Non-IgE Tests: Inhalation Tests and Patch Tests
- •Inhalation testing of specific allergens or chemicals may help diagnose occupational allergy or asthma.
- •The bronchial provocation test most frequently performed clinically is the methacholine challenge, which causes potent bronchoconstriction of asthmatic but not of normal airways; it is performed to document the presence and degree of bronchial hyperreactivity in a patient with suspected asthma.
- •After baseline spirometry values are obtained, increasing concentrations of nebulized methacholine are inhaled until a drop occurs in lung function, specifically a 20% decrease in FEV1 (forced expiratory volume in first second of expiration), or the patient is able to tolerate the inhalation of a set concentration of methacholine, typically 25 mg/mL.
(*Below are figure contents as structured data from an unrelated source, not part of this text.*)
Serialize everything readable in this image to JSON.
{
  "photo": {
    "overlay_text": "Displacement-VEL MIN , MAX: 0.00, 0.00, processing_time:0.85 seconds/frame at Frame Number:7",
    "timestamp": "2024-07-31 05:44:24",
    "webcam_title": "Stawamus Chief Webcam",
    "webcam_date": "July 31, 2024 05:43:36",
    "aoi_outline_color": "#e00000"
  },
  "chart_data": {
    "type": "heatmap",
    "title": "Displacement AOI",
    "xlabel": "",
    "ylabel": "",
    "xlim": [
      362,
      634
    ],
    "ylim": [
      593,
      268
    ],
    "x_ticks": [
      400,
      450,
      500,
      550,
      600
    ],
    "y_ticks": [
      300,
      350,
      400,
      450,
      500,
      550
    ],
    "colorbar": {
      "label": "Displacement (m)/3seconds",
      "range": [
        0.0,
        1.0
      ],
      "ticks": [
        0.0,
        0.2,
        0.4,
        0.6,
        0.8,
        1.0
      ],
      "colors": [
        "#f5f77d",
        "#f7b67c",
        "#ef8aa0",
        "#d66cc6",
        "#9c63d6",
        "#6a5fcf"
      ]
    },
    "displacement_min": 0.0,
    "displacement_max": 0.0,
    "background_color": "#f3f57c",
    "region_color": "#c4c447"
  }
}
- •Patch tests are used to diagnose contact dermatitis. Patches containing potentially allergenic substances (e.g., dyes, latex, metals) are placed on the back for about 48 hr, and a reading is obtained after 72 to 96 hr.
Oral Food Challenges
- •Oral food challenges are performed to determine whether a specific food causes symptoms or whether a suspected food can be added to the diet.
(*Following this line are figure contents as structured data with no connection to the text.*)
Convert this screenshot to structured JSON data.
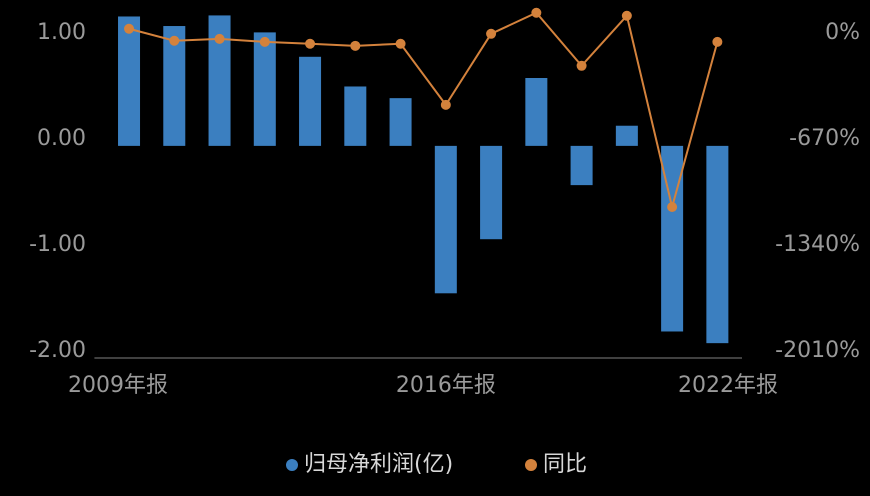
{
  "chart_data": {
    "type": "bar-line",
    "categories": [
      "2009年报",
      null,
      null,
      null,
      null,
      null,
      null,
      "2016年报",
      null,
      null,
      null,
      null,
      null,
      "2022年报"
    ],
    "series": [
      {
        "name": "归母净利润(亿)",
        "type": "bar",
        "color": "#3b7fc0",
        "values": [
          1.22,
          1.13,
          1.23,
          1.07,
          0.84,
          0.56,
          0.45,
          -1.39,
          -0.88,
          0.64,
          -0.37,
          0.19,
          -1.75,
          -1.86
        ]
      },
      {
        "name": "同比",
        "type": "line",
        "axis": "y2",
        "color": "#d4823c",
        "values": [
          70,
          -6,
          6,
          -13,
          -25,
          -38,
          -25,
          -411,
          38,
          171,
          -164,
          152,
          -1056,
          -13
        ]
      }
    ],
    "ylim": [
      -2,
      1.3
    ],
    "yticks": [
      {
        "value": -2,
        "label": "-2.00"
      },
      {
        "value": -1,
        "label": "-1.00"
      },
      {
        "value": 0,
        "label": "0.00"
      },
      {
        "value": 1,
        "label": "1.00"
      }
    ],
    "y2lim": [
      -2010,
      201
    ],
    "y2ticks": [
      {
        "value": -2010,
        "label": "-2010%"
      },
      {
        "value": -1340,
        "label": "-1340%"
      },
      {
        "value": -670,
        "label": "-670%"
      },
      {
        "value": 0,
        "label": "0%"
      }
    ],
    "grid": false
  }
}
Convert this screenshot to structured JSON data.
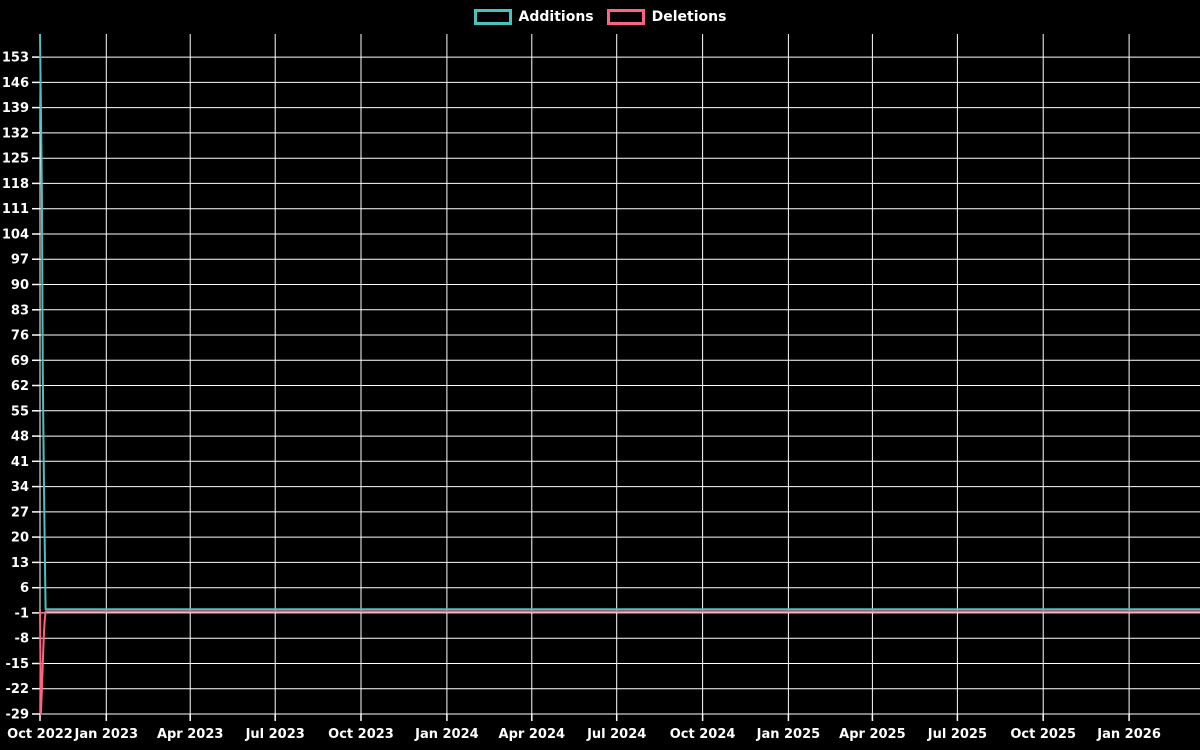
{
  "page": {
    "background": "#000000",
    "grid_color": "#ffffff",
    "text_color": "#ffffff"
  },
  "legend": {
    "items": [
      {
        "label": "Additions",
        "color": "#4bc0c0"
      },
      {
        "label": "Deletions",
        "color": "#ff6384"
      }
    ]
  },
  "chart_data": {
    "type": "line",
    "title": "",
    "xlabel": "",
    "ylabel": "",
    "grid": true,
    "legend_position": "top-center",
    "background": "#000000",
    "grid_color": "#ffffff",
    "text_color": "#ffffff",
    "x_axis": {
      "start": "2022-10-22",
      "end": "2026-03-18",
      "ticks": [
        {
          "label": "Oct 2022",
          "date": "2022-10-22"
        },
        {
          "label": "Jan 2023",
          "date": "2023-01-01"
        },
        {
          "label": "Apr 2023",
          "date": "2023-04-01"
        },
        {
          "label": "Jul 2023",
          "date": "2023-07-01"
        },
        {
          "label": "Oct 2023",
          "date": "2023-10-01"
        },
        {
          "label": "Jan 2024",
          "date": "2024-01-01"
        },
        {
          "label": "Apr 2024",
          "date": "2024-04-01"
        },
        {
          "label": "Jul 2024",
          "date": "2024-07-01"
        },
        {
          "label": "Oct 2024",
          "date": "2024-10-01"
        },
        {
          "label": "Jan 2025",
          "date": "2025-01-01"
        },
        {
          "label": "Apr 2025",
          "date": "2025-04-01"
        },
        {
          "label": "Jul 2025",
          "date": "2025-07-01"
        },
        {
          "label": "Oct 2025",
          "date": "2025-10-01"
        },
        {
          "label": "Jan 2026",
          "date": "2026-01-01"
        }
      ]
    },
    "y_axis": {
      "min": -29,
      "max": 159.4,
      "tick_step": 7,
      "ticks": [
        153,
        146,
        139,
        132,
        125,
        118,
        111,
        104,
        97,
        90,
        83,
        76,
        69,
        62,
        55,
        48,
        41,
        34,
        27,
        20,
        13,
        6,
        -1,
        -8,
        -15,
        -22,
        -29
      ]
    },
    "series": [
      {
        "name": "Deletions",
        "color": "#ff6384",
        "points": [
          [
            0,
            0
          ],
          [
            1,
            -29
          ],
          [
            2,
            -22
          ],
          [
            3,
            -15
          ],
          [
            4,
            -8
          ],
          [
            5,
            -3
          ],
          [
            6,
            -0.6
          ],
          [
            1243,
            -0.6
          ]
        ]
      },
      {
        "name": "Additions",
        "color": "#4bc0c0",
        "points": [
          [
            0,
            159.4
          ],
          [
            1,
            139
          ],
          [
            2,
            115
          ],
          [
            3,
            65
          ],
          [
            4,
            41
          ],
          [
            5,
            18.5
          ],
          [
            6,
            0
          ],
          [
            1243,
            0
          ]
        ]
      }
    ]
  }
}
- •Food challenges are generally performed when the history and results of skin tests and immunoassays for sIgE fail to clarify the diagnosis of an allergy.
- •These challenges involve the ingestion of gradually increasing amounts of the suspected food at set intervals until the patient either experiences a reaction or tolerates a normal portion (i.e., 1 serving size) of the food openly.
- •Because of the potential for significant allergic reactions, oral food challenges should be performed only in an appropriately equipped facility with personnel experienced in the performance of food challenges and the treatment of anaphylaxis, including cardiopulmonary resuscitation.
Upper Gastrointestinal Endoscopy
- •UGI endoscopy is performed to confirm the diagnosis of eosinophilic esophagitis. One or more biopsy specimens from the proximal and distal esophagus must show eosinophil-predominant inflammation. With few exceptions, 15 eosinophils/hpf (high-power field) (peak value) is considered a minimum threshold for the diagnosis.
Measurement of Serum IgE
- •Testing for IgE antibodies has limited diagnostic usefulness in adults suspected of having an allergic disease but clinically indicated in the evaluation of adults with asthmatic symptoms to characterize the phenotype of disease and to identify allergen triggers including occupational allergens.
- •Results of clinical studies of adult respiratory allergy indicate that approximately 50% of adults with allergic asthma and fewer than 5% of adults with nonallergic asthma have elevated serum IgE levels.
- •The highest IgE levels in adults typically occur in patients with allergic sensitization to several allergens and combinations of asthma, atopic dermatitis, and rhinitis.
- •Allergic bronchopulmonary aspergillosis (ABPA) is associated with marked elevation in the serum concentration of IgE. An elevated serum IgE level (more than 416 IU/mL [1000 ng/mL]) is one of the diagnostic criteria for this condition, and the level of IgE can be used to follow the course of the disease. This disease typically occurs in patients with allergic asthma, generally of long duration. The concentration of IgE in serum is elevated during times of acute pulmonary infiltration, but may fluctuate considerably during the course of the disease. A normal IgE level in a patient with active lung disease virtually excludes the diagnosis of ABPA.
- •Testing for IgE antibodies to components can also be used for determining allergy to food products.
- •Testing for IgE antibodies is also useful in the evaluation of suspected allergy to Hymenoptera venom(s).